I hope these guys actually make Rick Santorum condoms. And I hope that every gay male couple buys thousands of them.

ISAAC EIN AZRIEL
ISAAC EIN AZRIEL

Rick Santorum . That sounds alot like, Rick Sanatorium, or more like Rick Sanitarium- a place or institution for a person affected by a mental disorder of the mind, a person with a psychiatric disorder! But the truth is that Rick Santoum is a really dangerous form of Judas Iscariot. A pulsating shadow of a fiend much like that of Judas Iscariot. The very one who skills of deception, pure evil. The hands of Satan, Lucifer the true adversary unto God and all of humanity.
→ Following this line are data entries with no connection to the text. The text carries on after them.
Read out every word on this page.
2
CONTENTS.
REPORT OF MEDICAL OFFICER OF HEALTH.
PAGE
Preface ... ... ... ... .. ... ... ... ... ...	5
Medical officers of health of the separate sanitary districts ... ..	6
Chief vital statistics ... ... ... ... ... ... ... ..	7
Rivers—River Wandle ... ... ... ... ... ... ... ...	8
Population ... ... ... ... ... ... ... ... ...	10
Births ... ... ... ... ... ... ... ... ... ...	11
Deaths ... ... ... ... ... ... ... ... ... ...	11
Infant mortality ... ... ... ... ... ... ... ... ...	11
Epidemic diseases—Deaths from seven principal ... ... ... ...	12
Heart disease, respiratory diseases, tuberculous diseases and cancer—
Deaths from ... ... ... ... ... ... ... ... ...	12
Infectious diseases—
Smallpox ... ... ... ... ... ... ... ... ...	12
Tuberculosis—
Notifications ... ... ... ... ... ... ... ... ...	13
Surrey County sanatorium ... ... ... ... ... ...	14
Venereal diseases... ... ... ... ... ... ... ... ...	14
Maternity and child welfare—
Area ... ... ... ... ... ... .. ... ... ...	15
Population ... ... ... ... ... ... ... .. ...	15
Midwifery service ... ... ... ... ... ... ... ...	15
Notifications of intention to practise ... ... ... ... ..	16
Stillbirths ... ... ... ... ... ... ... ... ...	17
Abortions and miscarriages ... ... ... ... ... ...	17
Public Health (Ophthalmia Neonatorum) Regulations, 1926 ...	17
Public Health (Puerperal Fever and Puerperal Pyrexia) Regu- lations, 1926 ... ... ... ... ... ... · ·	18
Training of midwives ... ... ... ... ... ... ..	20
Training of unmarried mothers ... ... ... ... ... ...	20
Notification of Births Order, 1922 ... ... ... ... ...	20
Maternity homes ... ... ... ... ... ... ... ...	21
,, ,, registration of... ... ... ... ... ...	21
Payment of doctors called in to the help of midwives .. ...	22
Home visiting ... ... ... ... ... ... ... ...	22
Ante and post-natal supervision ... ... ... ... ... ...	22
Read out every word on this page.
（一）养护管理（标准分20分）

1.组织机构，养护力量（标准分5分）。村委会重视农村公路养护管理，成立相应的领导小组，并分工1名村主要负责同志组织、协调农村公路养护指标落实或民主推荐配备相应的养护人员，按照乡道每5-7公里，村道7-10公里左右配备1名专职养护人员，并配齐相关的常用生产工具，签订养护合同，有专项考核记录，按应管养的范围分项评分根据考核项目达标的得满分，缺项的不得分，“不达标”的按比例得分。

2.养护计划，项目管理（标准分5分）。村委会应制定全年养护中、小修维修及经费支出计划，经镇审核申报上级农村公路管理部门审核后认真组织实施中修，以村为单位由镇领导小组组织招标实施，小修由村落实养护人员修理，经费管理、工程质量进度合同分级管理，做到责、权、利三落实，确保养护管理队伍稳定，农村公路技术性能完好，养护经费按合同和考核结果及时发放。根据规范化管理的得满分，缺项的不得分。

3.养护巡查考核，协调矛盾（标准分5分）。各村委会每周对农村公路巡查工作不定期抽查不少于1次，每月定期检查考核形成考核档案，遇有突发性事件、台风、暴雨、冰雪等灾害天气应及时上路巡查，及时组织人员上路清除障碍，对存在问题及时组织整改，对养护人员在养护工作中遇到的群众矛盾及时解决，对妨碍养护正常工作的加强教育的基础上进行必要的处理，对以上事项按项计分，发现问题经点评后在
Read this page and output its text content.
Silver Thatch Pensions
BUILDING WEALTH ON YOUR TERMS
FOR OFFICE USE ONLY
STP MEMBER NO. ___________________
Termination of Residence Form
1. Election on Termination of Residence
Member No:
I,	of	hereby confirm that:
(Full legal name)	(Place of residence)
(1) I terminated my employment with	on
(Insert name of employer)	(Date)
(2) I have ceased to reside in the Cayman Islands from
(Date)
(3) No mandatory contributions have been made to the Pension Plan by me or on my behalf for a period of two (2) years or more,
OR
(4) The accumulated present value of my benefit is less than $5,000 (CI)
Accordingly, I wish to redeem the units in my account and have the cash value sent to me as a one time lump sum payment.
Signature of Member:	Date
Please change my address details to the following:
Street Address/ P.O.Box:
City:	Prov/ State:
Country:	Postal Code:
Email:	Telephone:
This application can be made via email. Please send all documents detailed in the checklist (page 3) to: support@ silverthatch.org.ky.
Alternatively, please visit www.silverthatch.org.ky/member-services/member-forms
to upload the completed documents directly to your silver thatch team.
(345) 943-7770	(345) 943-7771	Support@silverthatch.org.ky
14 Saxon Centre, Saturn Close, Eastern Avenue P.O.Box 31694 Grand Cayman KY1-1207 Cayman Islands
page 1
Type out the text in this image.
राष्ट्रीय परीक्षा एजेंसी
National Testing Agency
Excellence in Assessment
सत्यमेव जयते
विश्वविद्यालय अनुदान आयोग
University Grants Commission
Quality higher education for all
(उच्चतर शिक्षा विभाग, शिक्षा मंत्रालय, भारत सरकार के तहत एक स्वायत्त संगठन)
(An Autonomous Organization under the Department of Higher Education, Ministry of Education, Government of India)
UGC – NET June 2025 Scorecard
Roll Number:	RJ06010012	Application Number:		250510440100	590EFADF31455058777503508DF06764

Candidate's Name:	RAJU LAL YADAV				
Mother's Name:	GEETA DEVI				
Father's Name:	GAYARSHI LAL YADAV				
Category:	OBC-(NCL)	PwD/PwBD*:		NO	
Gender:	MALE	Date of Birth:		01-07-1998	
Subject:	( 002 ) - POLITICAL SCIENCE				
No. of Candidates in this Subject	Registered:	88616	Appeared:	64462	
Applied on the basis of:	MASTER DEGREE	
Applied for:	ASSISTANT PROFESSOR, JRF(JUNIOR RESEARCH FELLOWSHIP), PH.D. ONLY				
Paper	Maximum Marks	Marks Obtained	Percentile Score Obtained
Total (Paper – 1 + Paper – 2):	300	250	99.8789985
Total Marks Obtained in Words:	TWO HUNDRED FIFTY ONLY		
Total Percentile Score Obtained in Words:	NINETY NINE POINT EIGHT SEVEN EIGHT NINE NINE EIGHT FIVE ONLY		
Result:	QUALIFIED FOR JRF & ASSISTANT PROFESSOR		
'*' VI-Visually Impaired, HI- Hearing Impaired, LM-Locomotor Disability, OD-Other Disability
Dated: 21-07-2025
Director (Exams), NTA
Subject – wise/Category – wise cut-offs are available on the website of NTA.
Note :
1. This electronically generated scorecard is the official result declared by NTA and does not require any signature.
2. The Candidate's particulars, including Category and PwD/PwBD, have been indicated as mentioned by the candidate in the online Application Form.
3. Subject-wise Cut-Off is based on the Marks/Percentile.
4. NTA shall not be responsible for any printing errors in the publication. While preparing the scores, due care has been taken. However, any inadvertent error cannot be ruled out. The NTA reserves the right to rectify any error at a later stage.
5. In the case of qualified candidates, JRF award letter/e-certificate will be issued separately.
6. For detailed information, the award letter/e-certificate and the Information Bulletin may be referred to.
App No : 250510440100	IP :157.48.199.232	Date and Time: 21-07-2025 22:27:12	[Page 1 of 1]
Rick Santorum is the waving the artificial light of his so called moral pretense in the face of those that can not see the true light! His words are like that of Lucifer waving his hand in the faces of those, to hypnotize all of humanity to betray us to his true treachery. So that he may quench his thirst for total power over all that he can. Be thy betray us Rick Santoum? Oh Judas Iscariot you are the son of all darkness! By the hand of God Allmighty you shall fall into that deep place! Amen.

Ron
Ron

If you're going to get F'ed by politicians, might as well F with politicians.